New insights into the mechanisms of activin action and inhibition

Like other members of the transforming growth factor-β (TGF-β) superfamily, activins are synthesised as precursor molecules comprising an N-terminal prodomain and C-terminal mature region. During synthesis, the prodomain interacts non-covalently with mature activin, maintaining the molecule in a conformation competent for dimerisation. Dimeric precursors are cleaved by proprotein convertases and activin is secreted from the cell non-covalently associated with its propeptide. Extracellularly, the propeptide interacts with heparan sulfate proteoglycans to regulate activin localization within tissues. The mature activin dimer exhibits the classic ‘open-hand’ structure of TGF-β ligands with ‘finger-like’ domains projecting outward from the cysteine knot core of the molecule. These finger domains form the binding epitopes for type I and II serine/threonine kinase receptors. Activins ability to access its signalling receptors is regulated by the extracellular binding proteins, follistatin, follistatin-like-3, and by inhibins, which, in the presence of betaglycan, sequester type II receptors.

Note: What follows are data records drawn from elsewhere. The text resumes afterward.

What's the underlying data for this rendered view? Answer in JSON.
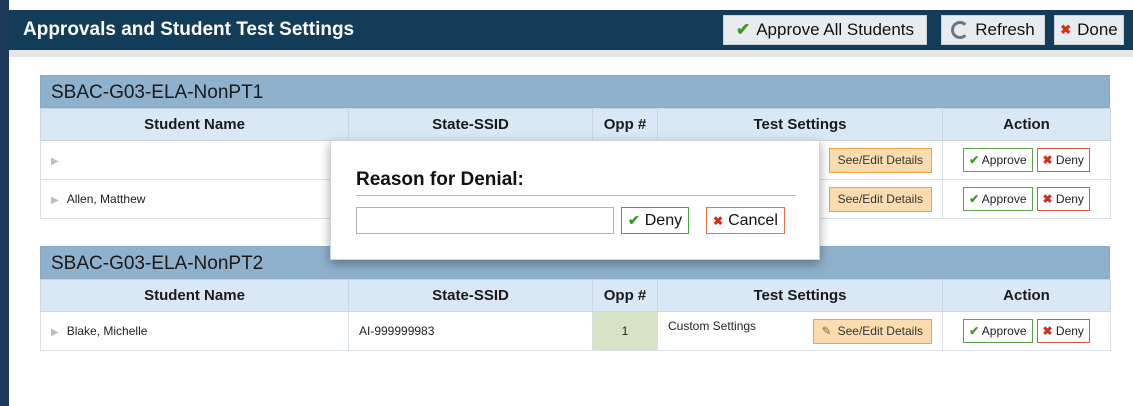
{
  "header": {
    "title": "Approvals and Student Test Settings",
    "approve_all": "Approve All Students",
    "refresh": "Refresh",
    "done": "Done"
  },
  "columns": {
    "student_name": "Student Name",
    "state_ssid": "State-SSID",
    "opp": "Opp #",
    "test_settings": "Test Settings",
    "action": "Action"
  },
  "sections": [
    {
      "title": "SBAC-G03-ELA-NonPT1",
      "rows": [
        {
          "name": "",
          "ssid": "",
          "opp": "",
          "settings": "",
          "see": "See/Edit Details",
          "approve": "Approve",
          "deny": "Deny"
        },
        {
          "name": "Allen, Matthew",
          "ssid": "",
          "opp": "",
          "settings": "",
          "see": "See/Edit Details",
          "approve": "Approve",
          "deny": "Deny"
        }
      ]
    },
    {
      "title": "SBAC-G03-ELA-NonPT2",
      "rows": [
        {
          "name": "Blake, Michelle",
          "ssid": "AI-999999983",
          "opp": "1",
          "settings": "Custom Settings",
          "see": "See/Edit Details",
          "approve": "Approve",
          "deny": "Deny"
        }
      ]
    }
  ],
  "modal": {
    "title": "Reason for Denial:",
    "input_value": "",
    "deny": "Deny",
    "cancel": "Cancel"
  },
  "colors": {
    "header_bg": "#133c58",
    "section_bg": "#8fb1cc",
    "column_header_bg": "#d9e8f4",
    "opp_bg": "#d6e3c6",
    "see_btn_bg": "#fbdcb0"
  }
}
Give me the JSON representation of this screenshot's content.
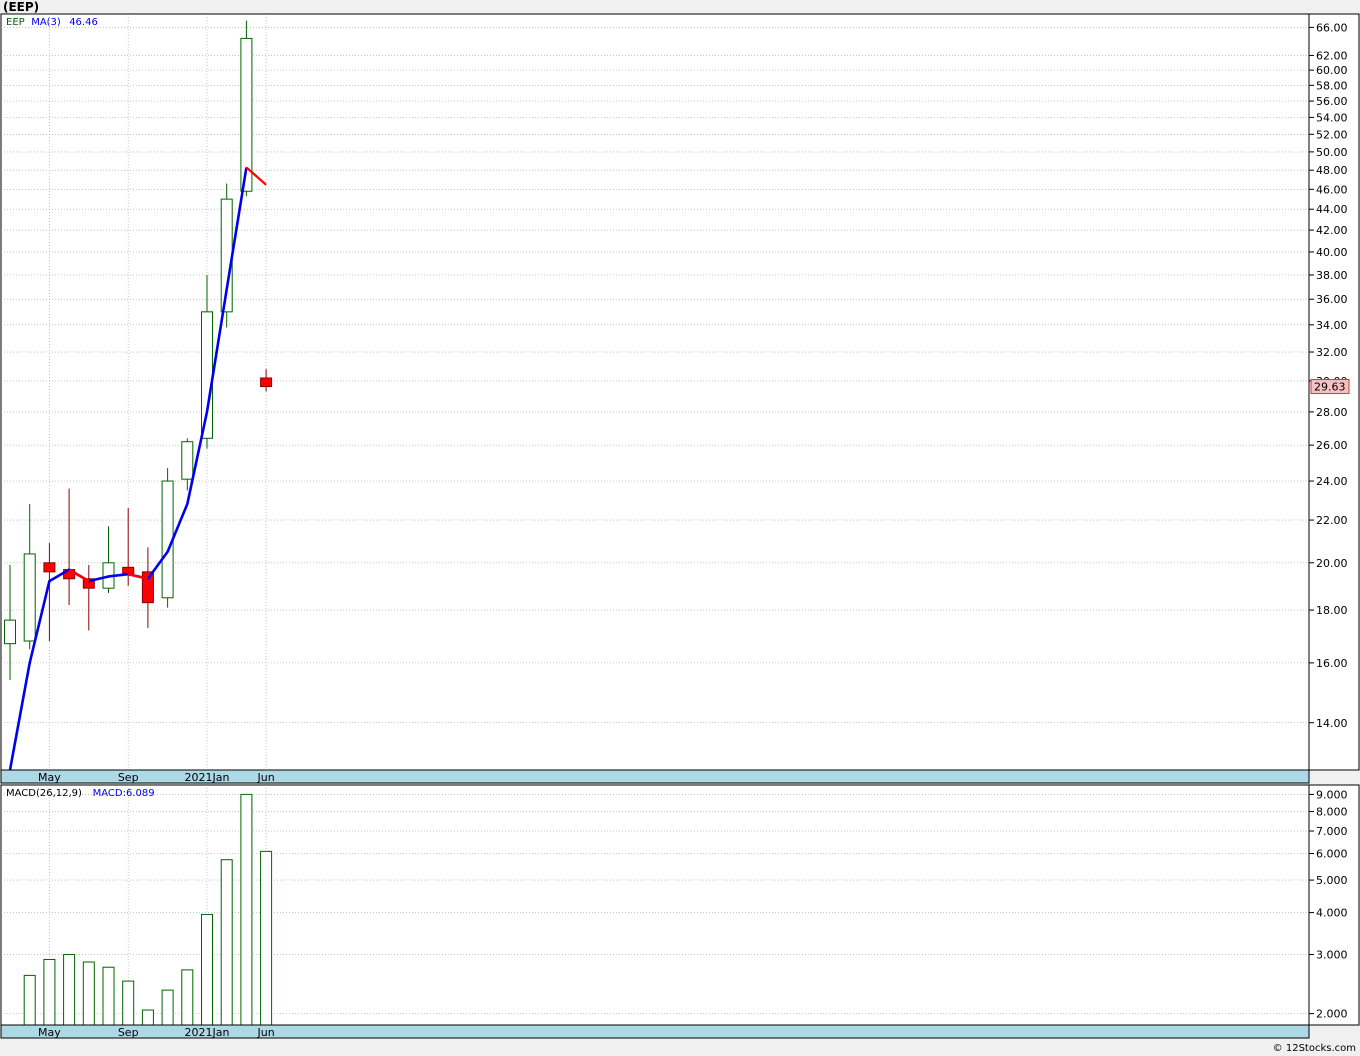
{
  "title": "(EEP)",
  "footer": "© 12Stocks.com",
  "colors": {
    "up": "#006400",
    "down": "#ff0000",
    "ma": "#0000ee",
    "ma_tail": "#ff0000",
    "macd": "#006400",
    "grid": "#a0a0a0",
    "axis_band": "#add8e6",
    "last_price_bg": "#f4c2c2",
    "last_price_border": "#c04040"
  },
  "chart_data": [
    {
      "type": "candlestick",
      "legend": [
        {
          "text": "EEP",
          "color": "#006400"
        },
        {
          "text": "MA(3)",
          "color": "#0000ee"
        },
        {
          "text": "46.46",
          "color": "#0000ee"
        }
      ],
      "y_scale": "log",
      "ylim": [
        12.6,
        68
      ],
      "y_ticks": [
        "14.00",
        "16.00",
        "18.00",
        "20.00",
        "22.00",
        "24.00",
        "26.00",
        "28.00",
        "30.00",
        "32.00",
        "34.00",
        "36.00",
        "38.00",
        "40.00",
        "42.00",
        "44.00",
        "46.00",
        "48.00",
        "50.00",
        "52.00",
        "54.00",
        "56.00",
        "58.00",
        "60.00",
        "62.00",
        "66.00"
      ],
      "last_price": "29.63",
      "x_ticks": [
        {
          "label": "May",
          "index": 2
        },
        {
          "label": "Sep",
          "index": 6
        },
        {
          "label": "2021Jan",
          "index": 10
        },
        {
          "label": "Jun",
          "index": 13
        }
      ],
      "candles": [
        {
          "open": 16.7,
          "high": 19.9,
          "low": 15.4,
          "close": 17.6
        },
        {
          "open": 16.8,
          "high": 22.8,
          "low": 16.5,
          "close": 20.4
        },
        {
          "open": 20.0,
          "high": 20.9,
          "low": 16.8,
          "close": 19.6
        },
        {
          "open": 19.7,
          "high": 23.6,
          "low": 18.2,
          "close": 19.3
        },
        {
          "open": 19.3,
          "high": 19.9,
          "low": 17.2,
          "close": 18.9
        },
        {
          "open": 18.9,
          "high": 21.7,
          "low": 18.7,
          "close": 20.0
        },
        {
          "open": 19.8,
          "high": 22.6,
          "low": 19.0,
          "close": 19.5
        },
        {
          "open": 19.6,
          "high": 20.7,
          "low": 17.3,
          "close": 18.3
        },
        {
          "open": 18.5,
          "high": 24.7,
          "low": 18.1,
          "close": 24.0
        },
        {
          "open": 24.1,
          "high": 26.4,
          "low": 23.5,
          "close": 26.2
        },
        {
          "open": 26.4,
          "high": 38.0,
          "low": 25.8,
          "close": 35.0
        },
        {
          "open": 35.0,
          "high": 46.6,
          "low": 33.8,
          "close": 45.0
        },
        {
          "open": 45.8,
          "high": 67.0,
          "low": 45.3,
          "close": 64.4
        },
        {
          "open": 30.2,
          "high": 30.8,
          "low": 29.3,
          "close": 29.63
        }
      ],
      "ma": [
        12.6,
        16.0,
        19.2,
        19.7,
        19.2,
        19.4,
        19.5,
        19.3,
        20.5,
        22.8,
        28.0,
        36.8,
        48.3,
        46.46
      ]
    },
    {
      "type": "bar",
      "legend": [
        {
          "text": "MACD(26,12,9)",
          "color": "#000000"
        },
        {
          "text": "MACD:6.089",
          "color": "#0000ee"
        }
      ],
      "y_scale": "log",
      "ylim": [
        1.85,
        9.6
      ],
      "y_ticks": [
        "2.000",
        "3.000",
        "4.000",
        "5.000",
        "6.000",
        "7.000",
        "8.000",
        "9.000"
      ],
      "x_ticks": [
        {
          "label": "May",
          "index": 2
        },
        {
          "label": "Sep",
          "index": 6
        },
        {
          "label": "2021Jan",
          "index": 10
        },
        {
          "label": "Jun",
          "index": 13
        }
      ],
      "values": [
        1.7,
        2.6,
        2.9,
        3.0,
        2.85,
        2.75,
        2.5,
        2.05,
        2.35,
        2.7,
        3.95,
        5.75,
        9.0,
        6.089
      ]
    }
  ]
}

► Activin is a disulphide-linked dimer exhibiting a classic ‘open-hand’ structure.
► Activin potentiates its bioactivity via interactions with type I and II kinase receptors.
► Follistatin, follistatin-like-3, and inhibin block activin/receptor complex formation.
► The pro-region of the activin precursor (prodomain) modulates activin synthesis and signalling.
► The activin prodomain is an attractive tool for targeted inhibition of activin signalling in vivo.